Each one of the curved blades were the size of Ian’s forearm. Looking into the dead animal’s empty eye sockets, he said a quiet apology for what he was about to do. Then, he raised his booted foot high off the ground and stomped as hard as he could. After three such strikes, the “fingernail” came free with a loud snap.
He set to work on the other two claws as well.
Once he had all three of them in his possession, he threw off his pack and pulled out a coil of rope. Using a series of nautical-inspired knots, he lashed all three of the talons to the end of the line, constructing, in essence, a crude grappling hook. Spinning it over his head, Ian was happy to see that it held together just fine. He also thought it would make a great weapon if the occasion called for it.
Before he attempted his escape, Ian also dislodged the claws from its left hand, keeping them loose. He wasn’t sure when he would have another opportunity to find another “weapon.” He was low on ammo…and on team members.

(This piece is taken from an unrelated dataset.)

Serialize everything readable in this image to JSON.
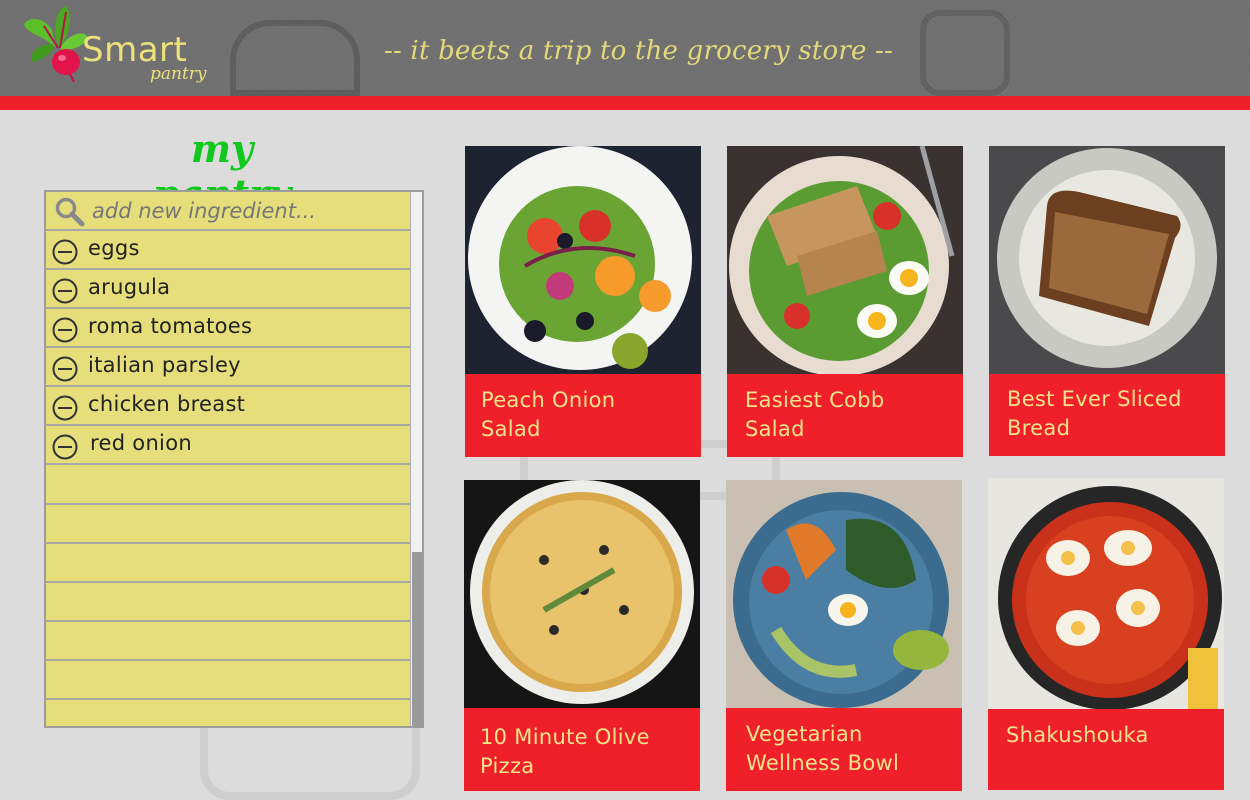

“Need to find the others.”
Scaling the dead animal’s skull like it belonged in a playground, Ian used its lower jaw to shove off, digging his hands into its hollowed-out eyes. He could see the thing staring at him in his mind’s eye, making the hair on his arms and neck stand on end. He’d never admit it aloud to anyone, but he would’ve loved to see the massive winged predator alive and in flight.
Huh? He thought, standing atop its head. Why haven’t we found any others like this one?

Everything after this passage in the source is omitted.